UK Basketball: Calipari says Wildcats will continue to work on fundamentals
LEXINGTON — Kentucky coach John Calipari says he really has no idea yet on just how much depth his team will have this year. However, he already knows one thing — his current players are not going to be prepared to play as many minutes when the season starts.
“There were guys that were more prepared to play longer minutes last year. They had the three returning guys (Darius Miller, Doron Lamb, Terrence Jones).  Michael Kidd(-Gilchrist), and they were able to start and play. You knew they could play 23, 24 minutes,” said Calipari after Wednesday’s Blue-White scrimmage.
Calipari said the team’s conditioning could suffer as he continues to teach fundamentals to a team that will have four freshmen among its top seven players.
“How can you scrimmage if you don't know how to play yet?  They don't know how to stance, they don't know how to close out yet. They don't know how to rotate, their spacing and time something so bad, that if you let them just play, you're telling them it's okay to play that way in my opinion, how I coach,” Calipari said.
“Now whether that's right or not, we'll find out, but I think you've got to stop them. Make them play the right way, and then let them play more and more. And they figure out that you're not moving. This is how we're going to play. We'll be fine. We lost a whole team. We've got a brand¿new team. We are where we are right now. I think it shows.”
Calipari hopes that will change soon.
“Hopefully in a month you'll watch us and say, man, they really got better. And in another month you say, man, they've got a chance. And in another month, you say man, they're right there. That's our hope. That's what we want to do with this crew,” Calipari said.

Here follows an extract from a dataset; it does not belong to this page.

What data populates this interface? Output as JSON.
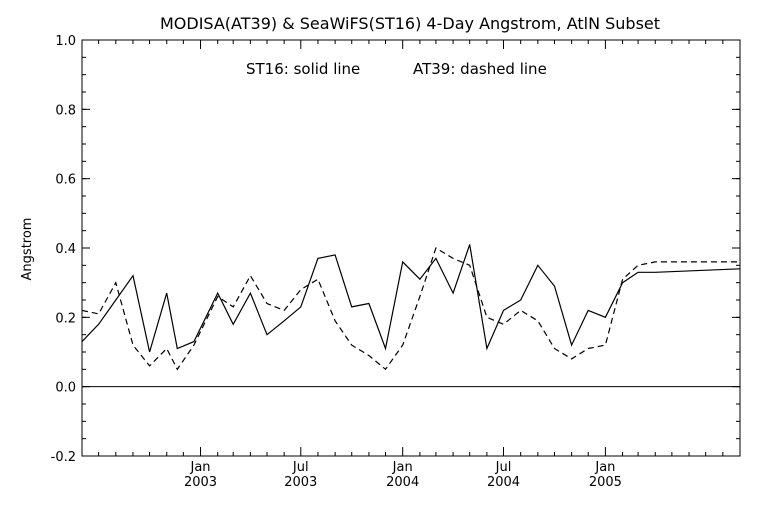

“And we have great kids that are listening, so it's just that their habits — they were always the best player, they were always bigger and stronger, and they could take time off. Two possessions, three possessions. They don't feel like playing. I'm going to take this quarter off. Can somebody get me a hot dog? Yeah, come on. Coach, I'll eat this hot dog and I'll go right in. It's tough. It's tough playing here. It's a tough combo.”
The coach says he only knows one way to make his young team pay attention and improve.
“It's a grind. Every day, and you don't back up. You just don't back up. This is where we are. This is where we're going. And you just keep pointing it out, keep it real. We're not playing games,” Calipari said.
“After I just said we went through a few guys and how they played, and I said, you know what?  You all want me to keep it real, but it's hard when I'm talking about you. And there were some guys in the room that said you're going to have to play better. You're going to have to play more aggressive.”
Teaching young players to play fast and keep playing that way in all situations is something Calipari knows is not easy to do.
“I'm just trying to get everybody to play to your strengths, do what you do well. There's a lot of stuff we're doing right now to get them to play fast and get them in shape,” the UK¿coach said.
“What happens with young kids is they stop playing all the time. The game's going on, and one time I looked over and Archie (Goodwin) as grabbing his shorts and the ball is in play. The ball is in play. That's just freshmen. So we have a lot of freshmen issues right now that we're going to have to deal with, but that's part of what happens.”